De même, avec avis aux médias et à toute autre personne touchée, des demandes écrites d’interdiction de publication peuvent également être faites en vertu de la common law.

Demandes de la victime de révoquer l’interdiction de publication

Il peut arriver qu'une victime de plus de dix-huit ans veuille révoquer l'interdiction de publication. Un juge a le pouvoir de lever l'interdiction de publication seulement lorsque la poursuivante et la victime consentent à révoquer l'interdiction. Avant de consentir à la révocation d’une interdiction de publication, la poursuivante devrait tenir compte de toutes les circonstances, notamment :

  • la nature de l’interdiction de publication et les circonstances de l’affaire
  • les souhaits de la victime
  • la question de savoir si la victime a eu l’occasion d’évaluer toutes les ramifications de la publication de son identité
  • la publication du nom de la victime pourrait avoir faciliter l’identification d’autres victimes ou témoins qui veulent bénéficier de la protection de l’interdiction de publication
  • la publication de l’identité de la victime pourrait nuire à la poursuite ou par ailleurs avoir un effet négatif sur l’administration de la justice.

Ordonnances de mise sous scellés

Une ordonnance de mise sous scellés interdit l'accès à l'information par quiconque, autre que les parties désignées dans l'ordonnance.
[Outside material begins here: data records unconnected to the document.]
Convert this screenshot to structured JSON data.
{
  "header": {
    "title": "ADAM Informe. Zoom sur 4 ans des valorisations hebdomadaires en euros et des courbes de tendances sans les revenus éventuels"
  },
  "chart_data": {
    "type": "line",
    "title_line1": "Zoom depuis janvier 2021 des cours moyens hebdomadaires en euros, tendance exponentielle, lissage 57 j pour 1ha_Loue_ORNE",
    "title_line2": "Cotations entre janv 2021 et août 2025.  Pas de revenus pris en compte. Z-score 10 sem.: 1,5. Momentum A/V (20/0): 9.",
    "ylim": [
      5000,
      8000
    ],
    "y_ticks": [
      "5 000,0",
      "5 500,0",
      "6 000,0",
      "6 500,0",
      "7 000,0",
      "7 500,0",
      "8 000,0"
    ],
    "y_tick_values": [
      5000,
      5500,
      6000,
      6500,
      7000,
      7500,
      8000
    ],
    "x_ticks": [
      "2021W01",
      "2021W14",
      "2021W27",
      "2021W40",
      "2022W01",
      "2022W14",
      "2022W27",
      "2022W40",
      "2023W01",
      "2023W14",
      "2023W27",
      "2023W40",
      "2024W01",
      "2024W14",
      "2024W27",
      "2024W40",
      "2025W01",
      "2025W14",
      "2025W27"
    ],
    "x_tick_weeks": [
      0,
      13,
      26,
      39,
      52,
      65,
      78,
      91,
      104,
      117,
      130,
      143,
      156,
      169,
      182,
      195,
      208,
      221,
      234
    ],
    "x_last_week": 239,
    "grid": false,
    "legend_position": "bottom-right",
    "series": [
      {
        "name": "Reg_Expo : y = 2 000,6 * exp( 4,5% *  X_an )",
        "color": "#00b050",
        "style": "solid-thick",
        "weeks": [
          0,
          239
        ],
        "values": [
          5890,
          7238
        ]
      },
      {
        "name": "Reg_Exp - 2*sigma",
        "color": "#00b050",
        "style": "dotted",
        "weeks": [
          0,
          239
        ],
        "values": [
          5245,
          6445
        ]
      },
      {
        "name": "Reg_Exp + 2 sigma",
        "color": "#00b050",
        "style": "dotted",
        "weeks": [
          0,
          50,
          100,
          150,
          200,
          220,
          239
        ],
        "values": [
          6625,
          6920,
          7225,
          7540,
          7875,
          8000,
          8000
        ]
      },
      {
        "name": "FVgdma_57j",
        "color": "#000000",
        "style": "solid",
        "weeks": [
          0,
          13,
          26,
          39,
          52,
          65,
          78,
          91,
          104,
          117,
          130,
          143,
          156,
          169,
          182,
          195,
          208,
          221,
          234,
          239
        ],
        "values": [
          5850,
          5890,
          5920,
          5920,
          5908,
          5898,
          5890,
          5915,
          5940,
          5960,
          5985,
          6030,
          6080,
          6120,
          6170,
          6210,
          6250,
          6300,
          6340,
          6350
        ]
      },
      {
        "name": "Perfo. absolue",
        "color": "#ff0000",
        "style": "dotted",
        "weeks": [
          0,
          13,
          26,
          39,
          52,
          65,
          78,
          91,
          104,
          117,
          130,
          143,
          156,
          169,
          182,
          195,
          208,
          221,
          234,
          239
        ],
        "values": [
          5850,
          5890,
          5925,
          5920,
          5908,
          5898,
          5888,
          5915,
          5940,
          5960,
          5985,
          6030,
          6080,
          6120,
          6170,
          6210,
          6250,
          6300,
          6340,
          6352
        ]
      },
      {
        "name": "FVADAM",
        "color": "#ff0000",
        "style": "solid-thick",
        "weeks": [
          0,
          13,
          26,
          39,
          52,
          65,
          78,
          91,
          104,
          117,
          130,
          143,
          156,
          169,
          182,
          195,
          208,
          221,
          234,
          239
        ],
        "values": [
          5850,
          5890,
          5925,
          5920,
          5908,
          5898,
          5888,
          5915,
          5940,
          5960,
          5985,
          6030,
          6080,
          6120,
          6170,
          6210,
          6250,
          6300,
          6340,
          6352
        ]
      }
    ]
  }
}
Une ordonnance de mise sous scellés peut être imposée par le Code criminel ou à la discrétion du tribunal.

Le Code criminel prévoit que tous les documents relatifs à une demande d’autorisation d’écoute électronique sont visés par une ordonnance de mise sous scellés obligatoire. Le Code criminel prévoit que le tribunal qui décerne un mandat de perquisition ou une autre ordonnance judiciaire peut sceller les documents à l’appui.
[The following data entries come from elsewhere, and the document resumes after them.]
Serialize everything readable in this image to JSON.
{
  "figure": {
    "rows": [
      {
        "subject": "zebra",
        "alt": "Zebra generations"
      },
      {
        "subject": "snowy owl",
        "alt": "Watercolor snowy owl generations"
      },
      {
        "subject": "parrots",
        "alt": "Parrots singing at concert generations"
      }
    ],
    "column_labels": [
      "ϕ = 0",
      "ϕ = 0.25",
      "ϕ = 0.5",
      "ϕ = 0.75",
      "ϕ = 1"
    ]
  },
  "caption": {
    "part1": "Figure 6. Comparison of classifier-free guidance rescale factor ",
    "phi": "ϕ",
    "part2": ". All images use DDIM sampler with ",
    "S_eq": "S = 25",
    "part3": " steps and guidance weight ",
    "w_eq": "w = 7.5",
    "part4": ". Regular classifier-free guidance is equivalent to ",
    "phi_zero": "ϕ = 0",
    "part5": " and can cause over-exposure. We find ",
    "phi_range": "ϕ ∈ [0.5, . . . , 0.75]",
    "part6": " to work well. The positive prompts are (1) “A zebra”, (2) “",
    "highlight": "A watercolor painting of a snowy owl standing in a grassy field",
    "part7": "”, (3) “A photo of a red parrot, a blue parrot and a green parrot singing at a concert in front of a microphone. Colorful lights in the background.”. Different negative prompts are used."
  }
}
Pour déterminer si une ordonnance de mise sous scellés devrait être demandée ou si une ordonnance de mise sous scellés existante devrait être levée, la poursuivante doit déterminer si l'ordonnance est nécessaire pour :

  • protéger une enquête policière en cours
  • protéger l’identité d’un dénonciateur confidentiel (il faut se reporter à la directive intitulée Indicateurs confidentiels)
  • protéger les techniques de collecte de renseignements
  • protéger les intérêts des parties innocentes
  • protéger les intérêts personnels.

La poursuivante doit également déterminer si une mise sous scellés partielle ou limitée dans le temps serait appropriée.

Pièces de la cour

Les documents judiciaires et les pièces du tribunal, y compris les déclarations des victimes, sont généralement accessibles au public [lien]. La poursuivante devrait chercher à restreindre l'accès chaque fois que l’accès du public aux pièces peut porter atteinte au droit à un procès équitable, violer la vie privée ou nuire à l'administration de la justice. Une ordonnance de mise sous scellés doit être demandée pour limiter l’accès aux pièces contenant de la pornographie juvénile.

Exclusion du public

Le Code criminel permet au tribunal d'ordonner l'exclusion du public de la salle d'audience pour la totalité ou une partie de l’instance criminelle. Pour déterminer si le public devrait être exclu de la salle d’audience, le tribunal est tenu d’envisager toutes les circonstances, y compris l’intérêt de la société à favoriser la dénonciation des infractions et la participation des victimes et des témoins à l’instance criminelle et la capacité du témoin de donner un compte rendu complet et franc.

Avant de demander une ordonnance d’exclusion du public, la poursuivante devrait déterminer si des solutions de rechange à l’ordonnance efficaces sont disponibles dans les circonstances. Il faut se reporter à la directive intitulée Aides au témoignage et accessibilité.